Two categories that will lead the wearable computing sector, at least in volume, are eyewear and watches. Google Glass is the major breakthrough in the glasses department, though Apple is rumored to be developing its own line.
The Pebble watch downloads apps and connects to Android or iPhone smartphones via Bluetooth.
The Sony SmartWatch Android-based device offers a choice of watch faces, vibrates when calls come in and supports multiple applications. The watch acts as a remote device for the Android-based smartphone.
The Neptune Pine is a smart watch that can send and receive voice calls, browse the Web, check email and perform other functions usually done by smartphones.
Thalmic Labs’ Gesture Control Armband is worn on the forearm. It senses electrical activity in the muscles and thus enables users to interact with electronic devices using just their fingers and hands.

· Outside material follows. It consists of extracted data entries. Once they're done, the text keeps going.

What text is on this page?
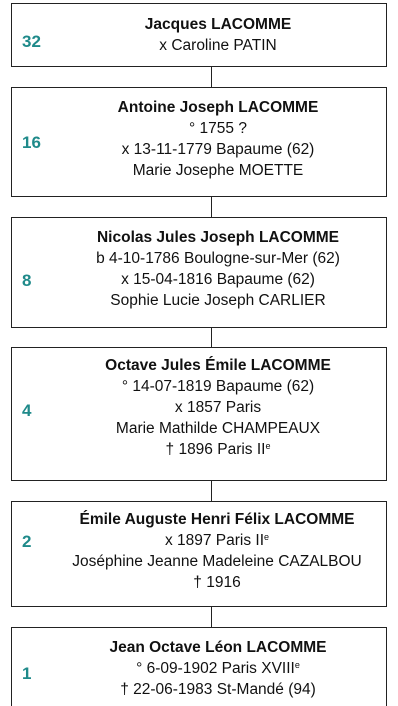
32
Jacques LACOMME
x Caroline PATIN
16
Antoine Joseph LACOMME
° 1755 ?
x 13-11-1779 Bapaume (62)
Marie Josephe MOETTE
8
Nicolas Jules Joseph LACOMME
b 4-10-1786 Boulogne-sur-Mer (62)
x 15-04-1816 Bapaume (62)
Sophie Lucie Joseph CARLIER
4
Octave Jules Émile LACOMME
° 14-07-1819 Bapaume (62)
x 1857 Paris
Marie Mathilde CHAMPEAUX
† 1896 Paris IIe
2
Émile Auguste Henri Félix LACOMME
x 1897 Paris IIe
Joséphine Jeanne Madeleine CAZALBOU
† 1916
1
Jean Octave Léon LACOMME
° 6-09-1902 Paris XVIIIe
† 22-06-1983 St-Mandé (94)
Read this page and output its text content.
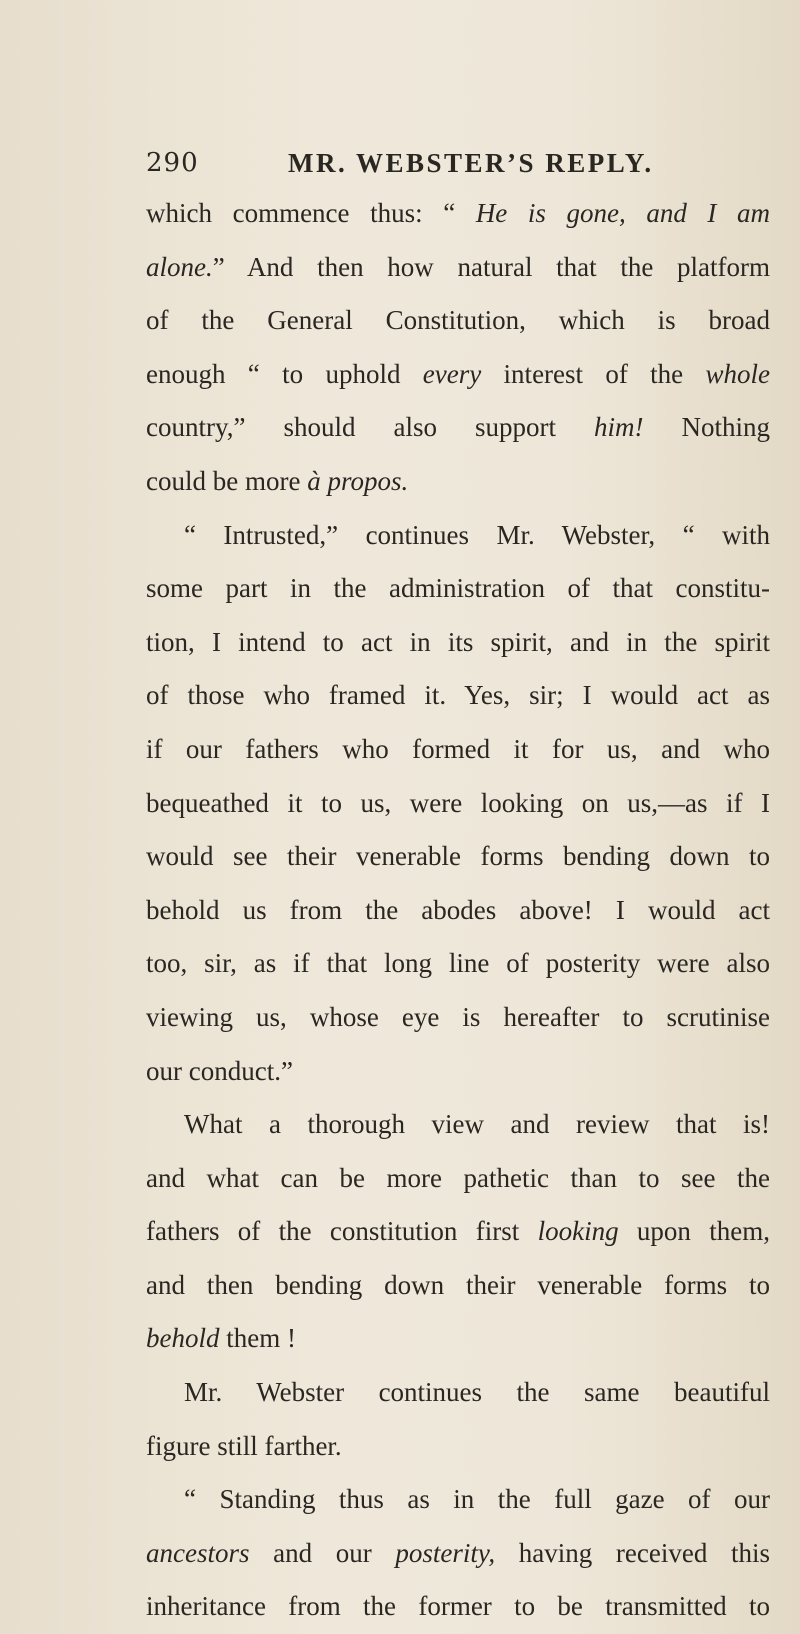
290	MR. WEBSTER’S REPLY.
which commence thus: “ He is gone, and I am
alone.” And then how natural that the platform
of the General Constitution, which is broad
enough “ to uphold every interest of the whole
country,” should also support him! Nothing
could be more à propos.
“ Intrusted,” continues Mr. Webster, “ with
some part in the administration of that constitu-
tion, I intend to act in its spirit, and in the spirit
of those who framed it. Yes, sir; I would act as
if our fathers who formed it for us, and who
bequeathed it to us, were looking on us,—as if I
would see their venerable forms bending down to
behold us from the abodes above! I would act
too, sir, as if that long line of posterity were also
viewing us, whose eye is hereafter to scrutinise
our conduct.”
What a thorough view and review that is!
and what can be more pathetic than to see the
fathers of the constitution first looking upon them,
and then bending down their venerable forms to
behold them !
Mr. Webster continues the same beautiful
figure still farther.
“ Standing thus as in the full gaze of our
ancestors and our posterity, having received this
inheritance from the former to be transmitted to
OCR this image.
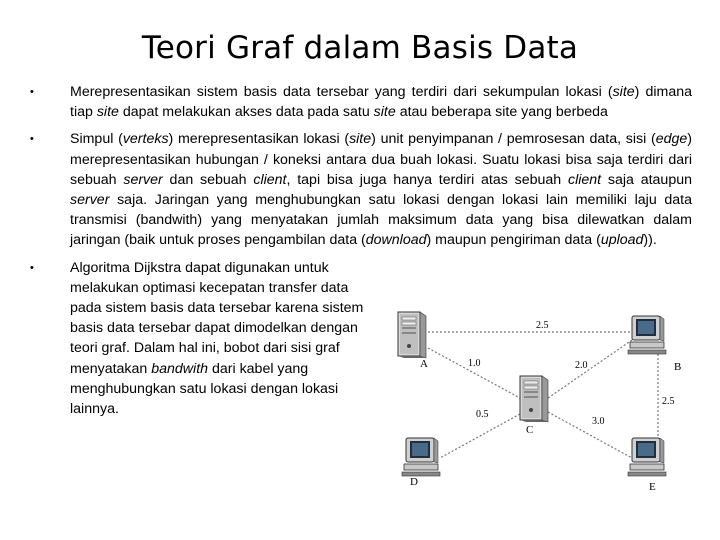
Teori Graf dalam Basis Data
•	Merepresentasikan sistem basis data tersebar yang terdiri dari sekumpulan lokasi (site) dimana tiap site dapat melakukan akses data pada satu site atau beberapa site yang berbeda
•	Simpul (verteks) merepresentasikan lokasi (site) unit penyimpanan / pemrosesan data, sisi (edge) merepresentasikan hubungan / koneksi antara dua buah lokasi. Suatu lokasi bisa saja terdiri dari sebuah server dan sebuah client, tapi bisa juga hanya terdiri atas sebuah client saja ataupun server saja. Jaringan yang menghubungkan satu lokasi dengan lokasi lain memiliki laju data transmisi (bandwith) yang menyatakan jumlah maksimum data yang bisa dilewatkan dalam jaringan (baik untuk proses pengambilan data (download) maupun pengiriman data (upload)).
•	Algoritma Dijkstra dapat digunakan untuk melakukan optimasi kecepatan transfer data pada sistem basis data tersebar karena sistem basis data tersebar dapat dimodelkan dengan teori graf. Dalam hal ini, bobot dari sisi graf menyatakan bandwith dari kabel yang menghubungkan satu lokasi dengan lokasi lainnya.
A	B
C
D	E
2.5
1.0	2.0
2.5
0.5
3.0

The MOTOACTV is a wearable apparatus for athletes that tracks heart rate, cadence and other parameters. Accessories can provide GPS and other functions.
The nascent field of e-textiles enables sensors in the form of fabrics to be woven into clothing. They can do such things as predict motion and sense bodily and environmental changes.
In the future, wearable garments will be prevalent. You will be able to wash them, though it may be a good idea to go light on the ironing. Research is ongoing in many places, including the Textiles Research Group of Nottingham Trent University in the UK.
Oculus Rift is a total immersion goggle platform that enables users to step into virtual reality games.